The defense attorney representing George Zimmerman, the neighborhood watch volunteer who is on trial for second-degree murder in the killing of Trayvon Martin, has requested that the judge in the case recuse herself because of a potential conflict of interest.
Zimmerman’s attorney, Orlando-based lawyer Mark O’Mara, filed the request on Monday in Seminole County Circuit Court to disqualify Judge Jessica J. Recksiedler because her husband works with an attorney with whom Zimmerman also consulted about his charges.
According to an April 16 article in the Orlando Sentinel:
“What I don’t want to happen,” O’Mara told reporters Monday, “is to wait a month or two then find out what we thought was a potential conflict is an actual conflict.”
Exactly what the motion says was not clear because the court file is sealed, but Recksiedler could be likely to grant it. Under Florida law, all a person needs to show in a recusal motion is a reasonable belief that the judge might not be fair.
The case would then be reassigned to another judge. Word was not available this week on who that would be, but all Seminole County felony cases are assigned to judges on a rotating basis, and the Zimmerman case would likely go to the judge who was due up for the next case.
Zimmerman was charged by the Florida State Attorney’s Office last week with second-degree murder in the Feb. 26 shooting and killing of Trayvon Martin. Zimmerman, 28, is pleading not guilty, and planning to assert the affirmative defense of justifiable homicide under Florida’s stand your ground law. At the time of the shooting, Martin, 17, was unarmed.
The current judge’s potential conflict involves her husband, who works as co-counsel with another Orlando lawyer, Mark NeJame. According to the Sentinel, NeJame also has a contractual arrangement with CNN as an analyst on the Zimmerman case.
Several media outlets have misreported the issue as one of “bias” under the rules of evidence, but Florida law experts say that isn’t the actual problem in the case.

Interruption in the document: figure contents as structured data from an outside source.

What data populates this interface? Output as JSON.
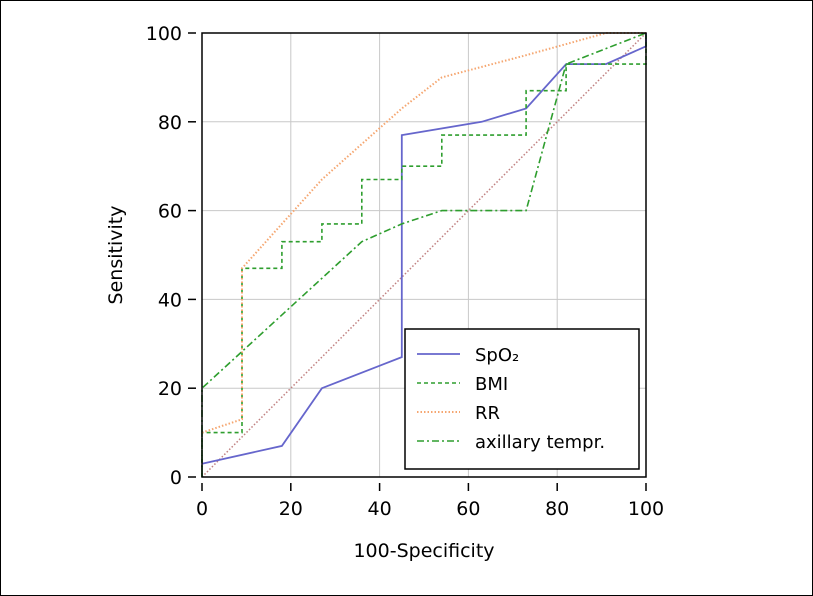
{
  "chart_data": {
    "type": "line",
    "title": "",
    "xlabel": "100-Specificity",
    "ylabel": "Sensitivity",
    "xlim": [
      0,
      100
    ],
    "ylim": [
      0,
      100
    ],
    "xticks": [
      "0",
      "20",
      "40",
      "60",
      "80",
      "100"
    ],
    "yticks": [
      "0",
      "20",
      "40",
      "60",
      "80",
      "100"
    ],
    "grid": true,
    "legend_position": "bottom-right",
    "series": [
      {
        "name": "SpO₂",
        "color": "#6666cc",
        "style": "solid",
        "x": [
          0,
          18,
          27,
          45,
          45,
          63,
          73,
          82,
          91,
          100,
          100
        ],
        "y": [
          3,
          7,
          20,
          27,
          77,
          80,
          83,
          93,
          93,
          97,
          100
        ]
      },
      {
        "name": "BMI",
        "color": "#2e9e2e",
        "style": "dashed",
        "x": [
          0,
          0,
          9,
          9,
          18,
          18,
          27,
          27,
          36,
          36,
          45,
          45,
          54,
          54,
          73,
          73,
          82,
          82,
          100,
          100
        ],
        "y": [
          0,
          10,
          10,
          47,
          47,
          53,
          53,
          57,
          57,
          67,
          67,
          70,
          70,
          77,
          77,
          87,
          87,
          93,
          93,
          100
        ]
      },
      {
        "name": "RR",
        "color": "#f5a670",
        "style": "dotted",
        "x": [
          0,
          9,
          9,
          18,
          27,
          36,
          45,
          54,
          73,
          91,
          100
        ],
        "y": [
          10,
          13,
          47,
          57,
          67,
          75,
          83,
          90,
          95,
          100,
          100
        ]
      },
      {
        "name": "axillary tempr.",
        "color": "#2e9e2e",
        "style": "dashdot",
        "x": [
          0,
          0,
          36,
          45,
          54,
          73,
          82,
          100
        ],
        "y": [
          0,
          20,
          53,
          57,
          60,
          60,
          93,
          100
        ]
      }
    ],
    "reference_line": {
      "x": [
        0,
        100
      ],
      "y": [
        0,
        100
      ],
      "color": "#c08080"
    }
  }
}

According to Professor Michael Seigel, a former federal prosecutor who teaches criminal law and evidence at the University of Florida Fredric G. Levin School of Law, that’s not entirely accurate. Seigel told Breitbart.com:
I’m not sure how it would be bias, I don’t see bias, I see what they would be concerned about would be a conflict of interest by a potential attorney client privilege issue. What defense counsel is doing by filing the motion is getting this on the record. I think what the judge will do…she would essentially say ‘no information got to me during this route’ so it gets on the record that there has been no breach of attorney client privilege. If she recuses herself then she may think there was some kind of breach, but this is way to make the record clear that she was not infected by any attorney client privilege information.
Breitbart.com spoke with an assistant to O’Mara, but he was not available for comment.